The film is like a 90-minute speech by some asshole drunk relative, replete with poorly-timed, out of place anecdotes, delivered before a room full of awkwardly silent guests who take the opportunity to add doggy ear stickers to selfies, or hack away diligently at leathery chateaubriand. In the same way that every couple tries to buck trends or make their wedding somehow unique (they all fail; bah, humbug, etc.), Table 19 tries to subvert the conventions of the wedding comedy but it just isn’t happening. Sure, the wedding comedy is a by-rote series of calamities and resolutions, but the fact that I can set my watch by each of them is what makes them work. The pacing of Table 19 is off to begin with, so without the usual markers (derailed ceremony, inappropriate revelation during toast, etc.), and with plot points that frequently pull the characters away from the wedding, I often had no idea where in the story’s progression we actually were.

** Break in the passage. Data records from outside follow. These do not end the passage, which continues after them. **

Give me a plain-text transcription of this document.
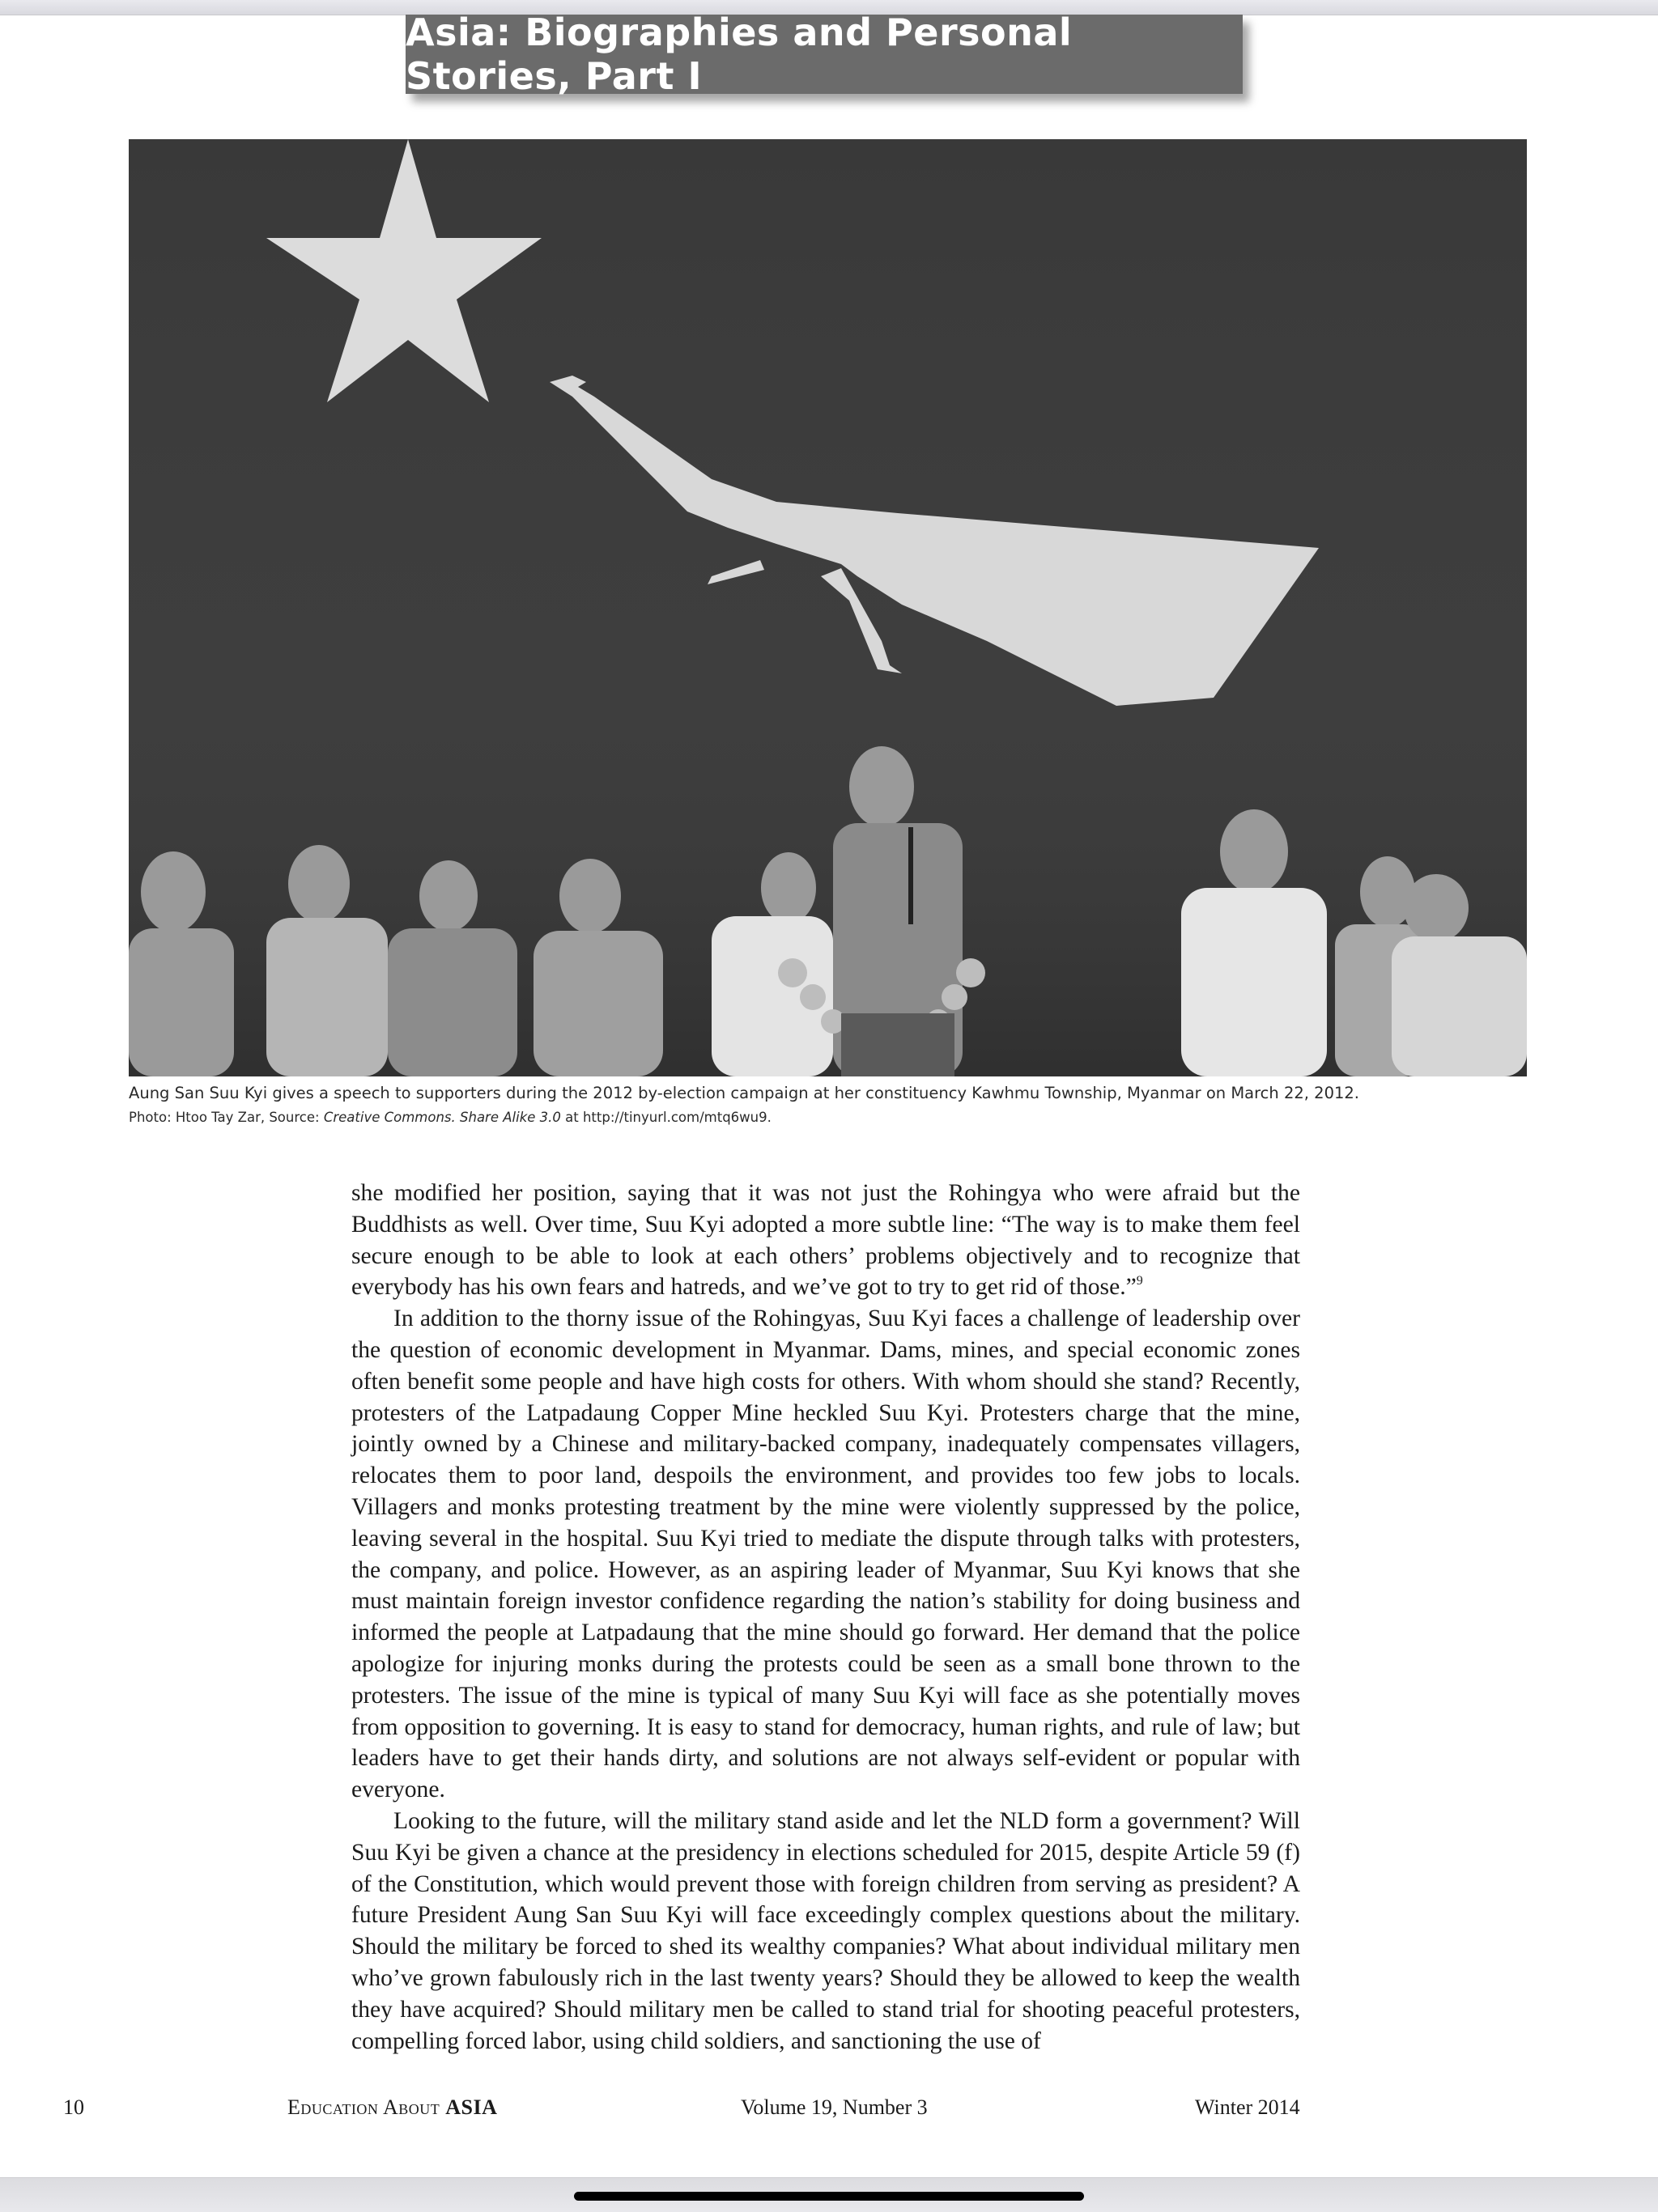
Asia: Biographies and Personal Stories, Part I
Aung San Suu Kyi gives a speech to supporters during the 2012 by-election campaign at her constituency Kawhmu Township, Myanmar on March 22, 2012.
Photo: Htoo Tay Zar, Source: Creative Commons. Share Alike 3.0 at http://tinyurl.com/mtq6wu9.

she modified her position, saying that it was not just the Rohingya who were afraid but the Buddhists as well. Over time, Suu Kyi adopted a more subtle line: “The way is to make them feel secure enough to be able to look at each others’ problems objectively and to recognize that everybody has his own fears and hatreds, and we’ve got to try to get rid of those.”$^9$

In addition to the thorny issue of the Rohingyas, Suu Kyi faces a challenge of leadership over the question of economic development in Myanmar. Dams, mines, and special economic zones often benefit some people and have high costs for others. With whom should she stand? Recently, protesters of the Latpadaung Copper Mine heckled Suu Kyi. Protesters charge that the mine, jointly owned by a Chinese and military-backed company, inadequately compensates villagers, relocates them to poor land, despoils the environment, and provides too few jobs to locals. Villagers and monks protesting treatment by the mine were violently suppressed by the police, leaving several in the hospital. Suu Kyi tried to mediate the dispute through talks with protesters, the company, and police. However, as an aspiring leader of Myanmar, Suu Kyi knows that she must maintain foreign investor confidence regarding the nation’s stability for doing business and informed the people at Latpadaung that the mine should go forward. Her demand that the police apologize for injuring monks during the protests could be seen as a small bone thrown to the protesters. The issue of the mine is typical of many Suu Kyi will face as she potentially moves from opposition to governing. It is easy to stand for democracy, human rights, and rule of law; but leaders have to get their hands dirty, and solutions are not always self-evident or popular with everyone.

Looking to the future, will the military stand aside and let the NLD form a government? Will Suu Kyi be given a chance at the presidency in elections scheduled for 2015, despite Article 59 (f) of the Constitution, which would prevent those with foreign children from serving as president? A future President Aung San Suu Kyi will face exceedingly complex questions about the military. Should the military be forced to shed its wealthy companies? What about individual military men who’ve grown fabulously rich in the last twenty years? Should they be allowed to keep the wealth they have acquired? Should military men be called to stand trial for shooting peaceful protesters, compelling forced labor, using child soldiers, and sanctioning the use of

10	Education About ASIA	Volume 19, Number 3	Winter 2014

Your music was the only tolerable part of the film, your awesome pop covers the only thing diverting my attention from the numbing sensation of my butt falling asleep in my seat. Child of the 80s that I am, I don’t consider a wedding a success unless I hear at least one Cyndi Lauper song*, and you nailed it. As any good wedding band or DJ knows, wedding music can’t just be a random playlist or string of requests – there is a certain progression required when curating the perfect program that will keep the guests entertained and on their feet - repetitive, but somehow never stale. Table 19 tries to mess with the wedding comedy formula, and much like playing I’ve had the Time of My Life at the beginning of the reception or cueing up Gin and Juice in the background during the father of the bride’s toast, it makes no goddamn sense.
As much as I may not like going to weddings (which I probably won’t have to worry about after any of my altar-bound friends or family read this), I was sorely disappointed here, because I do enjoy a good wedding comedy. I actually like that they are formulaic as hell, so Table 19 ultimately suffers from trying to fix something that ain’t broke.
*1 star awarded for delightful Cyndi Lauper cover.